My story begins at around 3 years old.  I have always been overweight.  When I was little, I was "raised" by my mom and she was a not so good influence on eating habits.  She wasn't around much because she worked a long hard job of road construction to support us and instead of playing with me when she was home, she'd toss me a cookie to cope with.  Cookie by cookie I became overweight.  I started dieting in 2nd grade.  Richard Simmons Deal A Meal.  I remember crying one night that I was out of cards and I hadn't had any dinner.  From there the fad diets all rolled in (work out tapes, Atkins, Weight Watchers, Slim Slide, Oxycize, etc...).  I even purchased phen phen on my own through a magazine ad and money from my savings account at about 13 years old.   Phen  Phen worked! But when my mom found it  I only had one pill left and she totally was against it of course and finally figured out how I lost 40 lbs that year!  At 19 I had my first child.  I gained 100 pounds!  I had pre-eclampsia and lost 60 lbs within the first month, but I kept 40 lbs and the stretch marks.  At 27 years old I had a baby girl and 40 more pounds of baby fat to keep.  That's 80 pounds of "baby fat" I was holding onto, plus being overweight to begin with. 

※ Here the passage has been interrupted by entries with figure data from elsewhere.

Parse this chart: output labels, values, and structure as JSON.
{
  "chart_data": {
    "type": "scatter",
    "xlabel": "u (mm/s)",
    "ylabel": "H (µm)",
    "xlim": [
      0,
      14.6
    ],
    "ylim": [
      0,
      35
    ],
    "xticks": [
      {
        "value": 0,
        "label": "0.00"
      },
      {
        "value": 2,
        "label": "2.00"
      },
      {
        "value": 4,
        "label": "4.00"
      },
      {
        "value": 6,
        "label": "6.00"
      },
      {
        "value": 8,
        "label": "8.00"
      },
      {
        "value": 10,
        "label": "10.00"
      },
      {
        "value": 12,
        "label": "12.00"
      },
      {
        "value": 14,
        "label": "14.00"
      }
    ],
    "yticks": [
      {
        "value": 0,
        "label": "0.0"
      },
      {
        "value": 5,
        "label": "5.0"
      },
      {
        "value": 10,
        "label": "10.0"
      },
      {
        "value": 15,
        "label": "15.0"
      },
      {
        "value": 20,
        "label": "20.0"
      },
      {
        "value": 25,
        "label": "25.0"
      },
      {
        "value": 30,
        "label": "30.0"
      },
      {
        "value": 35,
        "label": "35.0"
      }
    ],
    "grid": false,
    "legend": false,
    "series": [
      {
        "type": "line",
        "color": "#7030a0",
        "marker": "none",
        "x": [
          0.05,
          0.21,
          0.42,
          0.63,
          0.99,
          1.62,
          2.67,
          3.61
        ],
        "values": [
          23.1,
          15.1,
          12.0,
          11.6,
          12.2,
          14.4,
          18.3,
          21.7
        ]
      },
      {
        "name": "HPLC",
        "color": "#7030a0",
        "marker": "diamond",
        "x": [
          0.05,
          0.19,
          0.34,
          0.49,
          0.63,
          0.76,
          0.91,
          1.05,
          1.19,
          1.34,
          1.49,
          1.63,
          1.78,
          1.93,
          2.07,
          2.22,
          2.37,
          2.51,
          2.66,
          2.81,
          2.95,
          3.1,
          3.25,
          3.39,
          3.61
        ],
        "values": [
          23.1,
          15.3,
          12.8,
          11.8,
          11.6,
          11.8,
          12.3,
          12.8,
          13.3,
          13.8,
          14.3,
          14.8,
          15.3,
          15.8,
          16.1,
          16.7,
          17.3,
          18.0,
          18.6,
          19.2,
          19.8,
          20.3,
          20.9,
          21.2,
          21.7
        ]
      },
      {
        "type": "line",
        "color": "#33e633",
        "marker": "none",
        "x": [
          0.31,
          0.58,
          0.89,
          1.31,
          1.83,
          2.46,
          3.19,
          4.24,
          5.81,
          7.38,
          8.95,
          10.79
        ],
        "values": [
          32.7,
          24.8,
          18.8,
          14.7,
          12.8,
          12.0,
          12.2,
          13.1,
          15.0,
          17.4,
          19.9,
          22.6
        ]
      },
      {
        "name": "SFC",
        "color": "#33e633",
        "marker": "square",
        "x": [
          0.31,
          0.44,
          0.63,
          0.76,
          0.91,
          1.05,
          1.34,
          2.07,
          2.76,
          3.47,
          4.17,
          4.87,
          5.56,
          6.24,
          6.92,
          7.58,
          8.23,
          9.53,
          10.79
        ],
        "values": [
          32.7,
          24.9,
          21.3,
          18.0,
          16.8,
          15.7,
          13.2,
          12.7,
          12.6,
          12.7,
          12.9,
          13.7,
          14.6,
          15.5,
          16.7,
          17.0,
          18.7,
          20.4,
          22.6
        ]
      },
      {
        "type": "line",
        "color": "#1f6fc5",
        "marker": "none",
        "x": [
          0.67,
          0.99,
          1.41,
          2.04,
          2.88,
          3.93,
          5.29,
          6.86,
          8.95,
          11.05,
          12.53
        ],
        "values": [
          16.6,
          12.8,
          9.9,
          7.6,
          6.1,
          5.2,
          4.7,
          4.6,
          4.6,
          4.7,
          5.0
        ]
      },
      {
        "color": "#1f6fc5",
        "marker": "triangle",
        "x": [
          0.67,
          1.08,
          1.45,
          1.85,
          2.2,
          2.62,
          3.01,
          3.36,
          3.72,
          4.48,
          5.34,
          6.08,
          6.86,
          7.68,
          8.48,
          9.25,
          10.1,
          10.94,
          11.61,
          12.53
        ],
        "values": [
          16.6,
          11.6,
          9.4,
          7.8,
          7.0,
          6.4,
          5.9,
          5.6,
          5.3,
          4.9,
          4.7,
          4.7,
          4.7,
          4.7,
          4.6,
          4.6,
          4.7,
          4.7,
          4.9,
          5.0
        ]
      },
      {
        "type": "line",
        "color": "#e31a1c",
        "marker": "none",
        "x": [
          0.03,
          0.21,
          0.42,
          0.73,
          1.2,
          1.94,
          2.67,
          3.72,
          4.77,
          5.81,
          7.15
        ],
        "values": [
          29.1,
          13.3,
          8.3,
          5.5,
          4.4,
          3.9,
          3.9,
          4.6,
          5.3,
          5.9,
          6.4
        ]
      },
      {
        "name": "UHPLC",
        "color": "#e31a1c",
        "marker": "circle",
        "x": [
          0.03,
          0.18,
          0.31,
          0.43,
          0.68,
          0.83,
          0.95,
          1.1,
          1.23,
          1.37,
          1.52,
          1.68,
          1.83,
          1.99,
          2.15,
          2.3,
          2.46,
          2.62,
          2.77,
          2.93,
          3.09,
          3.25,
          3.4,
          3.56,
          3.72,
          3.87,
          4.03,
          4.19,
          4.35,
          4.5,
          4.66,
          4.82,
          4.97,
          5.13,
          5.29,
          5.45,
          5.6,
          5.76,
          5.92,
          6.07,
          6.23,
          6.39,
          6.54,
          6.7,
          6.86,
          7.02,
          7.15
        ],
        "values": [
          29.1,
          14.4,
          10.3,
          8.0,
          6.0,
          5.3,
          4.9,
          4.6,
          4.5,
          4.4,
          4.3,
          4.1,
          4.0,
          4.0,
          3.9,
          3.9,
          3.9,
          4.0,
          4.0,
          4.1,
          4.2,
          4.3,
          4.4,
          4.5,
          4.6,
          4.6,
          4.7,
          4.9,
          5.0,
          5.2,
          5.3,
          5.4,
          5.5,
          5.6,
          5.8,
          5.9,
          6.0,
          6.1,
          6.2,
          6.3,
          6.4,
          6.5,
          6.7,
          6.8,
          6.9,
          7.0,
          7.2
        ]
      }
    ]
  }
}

I was born with hip dysplasia. With all this weight pressing on my bones it has been increasingly difficult to walk without him pain and waddling like a duck.  I can no longer fit in a movie theater seat, so I can't take my kids to the movies.  I can no longer fit in an airplane seat, so no more flights to Florida for vacation.  I can no longer shop at the mall (something that was always very therapeudic for me).  I now avoid all my old friends out of embarassment of how I look and I'm afraid of them seeing me this way.  These are just a few of the reasons why I'm ready for this!  The biggest reasons of all are my 10 year old son and my 2 year old daughter.  I no longer have any energy to do anything with them.  I just want to play outside and have the energy to!  I want to be able to move and not just sit and watch.  I have limited them because of my weakness and weight.  This is going to be the best thing I can possibly do for them and myself.  Wish me luck and bless me with your prayers!